不動産業の宅都ホールディングス(大阪市中央区)は29日、がん患者向けのホテル「ラクスケアホテル」(同区)を2月4日に開業するのに先立ち、報道関係者に公開した。
大阪メトロ谷町線谷町四丁目駅から北へ徒歩約4分の谷町筋沿いに立地。がんの先進医療を行う近隣の大阪国際がんセンターと連携したサービスを行う。受診や入院で宿泊施設の必要な患者やその家族をターゲットにしており、訪日外国人の医療ツーリズムも取り込む狙いだ。

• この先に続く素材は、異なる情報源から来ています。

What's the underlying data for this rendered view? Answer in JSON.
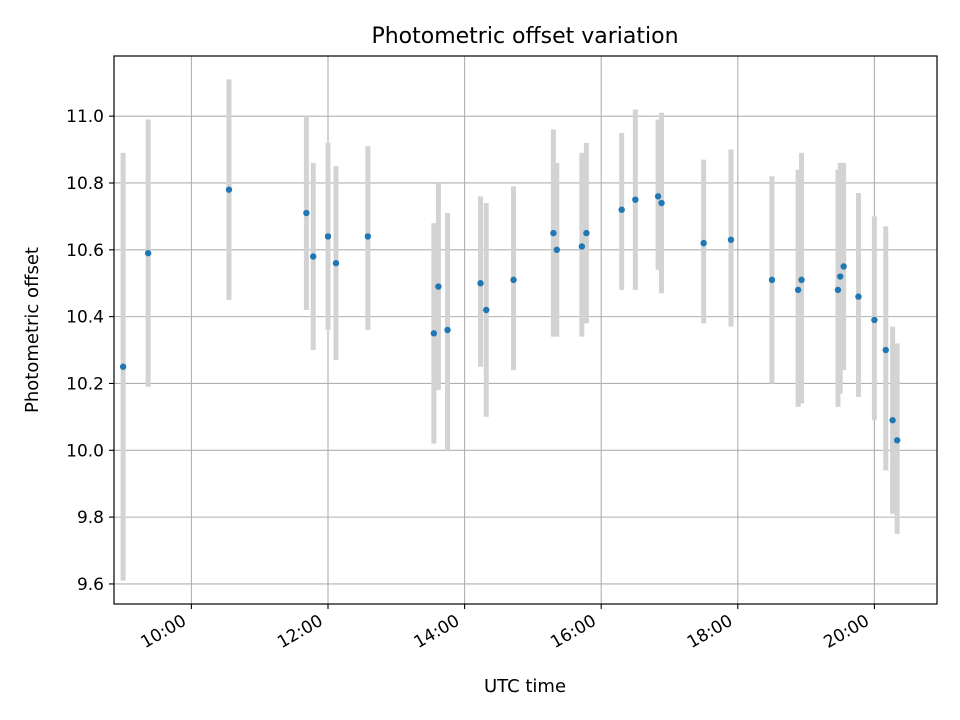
{
  "chart_data": {
    "type": "scatter",
    "title": "Photometric offset variation",
    "xlabel": "UTC time",
    "ylabel": "Photometric offset",
    "x_unit": "hours UTC",
    "xlim": [
      "08:52",
      "20:55"
    ],
    "ylim": [
      9.54,
      11.18
    ],
    "x_ticks": [
      "10:00",
      "12:00",
      "14:00",
      "16:00",
      "18:00",
      "20:00"
    ],
    "y_ticks": [
      "9.6",
      "9.8",
      "10.0",
      "10.2",
      "10.4",
      "10.6",
      "10.8",
      "11.0"
    ],
    "grid": true,
    "colors": {
      "points": "#1f77b4",
      "errorbars": "#d3d3d3",
      "grid": "#b0b0b0"
    },
    "points": [
      {
        "x": "09:00",
        "y": 10.25,
        "low": 9.61,
        "high": 10.89
      },
      {
        "x": "09:22",
        "y": 10.59,
        "low": 10.19,
        "high": 10.99
      },
      {
        "x": "10:33",
        "y": 10.78,
        "low": 10.45,
        "high": 11.11
      },
      {
        "x": "11:41",
        "y": 10.71,
        "low": 10.42,
        "high": 11.0
      },
      {
        "x": "11:47",
        "y": 10.58,
        "low": 10.3,
        "high": 10.86
      },
      {
        "x": "12:00",
        "y": 10.64,
        "low": 10.36,
        "high": 10.92
      },
      {
        "x": "12:07",
        "y": 10.56,
        "low": 10.27,
        "high": 10.85
      },
      {
        "x": "12:35",
        "y": 10.64,
        "low": 10.36,
        "high": 10.91
      },
      {
        "x": "13:33",
        "y": 10.35,
        "low": 10.02,
        "high": 10.68
      },
      {
        "x": "13:37",
        "y": 10.49,
        "low": 10.18,
        "high": 10.8
      },
      {
        "x": "13:45",
        "y": 10.36,
        "low": 10.0,
        "high": 10.71
      },
      {
        "x": "14:14",
        "y": 10.5,
        "low": 10.25,
        "high": 10.76
      },
      {
        "x": "14:19",
        "y": 10.42,
        "low": 10.1,
        "high": 10.74
      },
      {
        "x": "14:43",
        "y": 10.51,
        "low": 10.24,
        "high": 10.79
      },
      {
        "x": "15:18",
        "y": 10.65,
        "low": 10.34,
        "high": 10.96
      },
      {
        "x": "15:21",
        "y": 10.6,
        "low": 10.34,
        "high": 10.86
      },
      {
        "x": "15:43",
        "y": 10.61,
        "low": 10.34,
        "high": 10.89
      },
      {
        "x": "15:47",
        "y": 10.65,
        "low": 10.38,
        "high": 10.92
      },
      {
        "x": "16:18",
        "y": 10.72,
        "low": 10.48,
        "high": 10.95
      },
      {
        "x": "16:30",
        "y": 10.75,
        "low": 10.48,
        "high": 11.02
      },
      {
        "x": "16:50",
        "y": 10.76,
        "low": 10.54,
        "high": 10.99
      },
      {
        "x": "16:53",
        "y": 10.74,
        "low": 10.47,
        "high": 11.01
      },
      {
        "x": "17:30",
        "y": 10.62,
        "low": 10.38,
        "high": 10.87
      },
      {
        "x": "17:54",
        "y": 10.63,
        "low": 10.37,
        "high": 10.9
      },
      {
        "x": "18:30",
        "y": 10.51,
        "low": 10.2,
        "high": 10.82
      },
      {
        "x": "18:53",
        "y": 10.48,
        "low": 10.13,
        "high": 10.84
      },
      {
        "x": "18:56",
        "y": 10.51,
        "low": 10.14,
        "high": 10.89
      },
      {
        "x": "19:28",
        "y": 10.48,
        "low": 10.13,
        "high": 10.84
      },
      {
        "x": "19:30",
        "y": 10.52,
        "low": 10.17,
        "high": 10.86
      },
      {
        "x": "19:33",
        "y": 10.55,
        "low": 10.24,
        "high": 10.86
      },
      {
        "x": "19:46",
        "y": 10.46,
        "low": 10.16,
        "high": 10.77
      },
      {
        "x": "20:00",
        "y": 10.39,
        "low": 10.09,
        "high": 10.7
      },
      {
        "x": "20:10",
        "y": 10.3,
        "low": 9.94,
        "high": 10.67
      },
      {
        "x": "20:16",
        "y": 10.09,
        "low": 9.81,
        "high": 10.37
      },
      {
        "x": "20:20",
        "y": 10.03,
        "low": 9.75,
        "high": 10.32
      }
    ]
  }
}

地上14階建て。客室は19~68平方メートルの全48室。このうち8室は作業療法士が監修している。家族連れでの長期滞在を想定し、2室をつなげて使えるファミリールームもある。
日中はフロントに看護師資格を持つスタッフが常駐。担当医師や作業療法士の指示に基づき、食事や運動面についてアドバイスするなどがんセンターとの連携を図る。また、抗がん剤による脱毛や皮膚など見た目の変化に対応する医療用かつらやメークの専門店も紹介する。
客室料金は1泊1室2人利用で約2万円。最高級スイートルームは5人利用で約10万円。大阪国際がんセンターを受診する患者やその家族は2割引きとなる。一般客も広く受け入れる方針で、75~80%の客室稼働率を見込む。
また1階レストランでは、管理栄養士や看護師などで構成する同センターの臨床栄養委員会が監修した特別レシピを提供する。口内炎など9症状を想定した料理で、同ホテルの児玉憲彦支配人は「がん治療中の患者が食べやすく、家庭の食卓でも再現しやすいメニューにする」と話す。
大阪国際がんセンターは、大阪府立成人病センターが前身。タイやバングラデシュの医療機関と提携するなど、訪日・在日外国人の治療にも取り組む。近隣には大阪重粒子線センターや大手前病院と、がん治療の拠点が集積しており、3施設で診療情報を一元化する計画もある。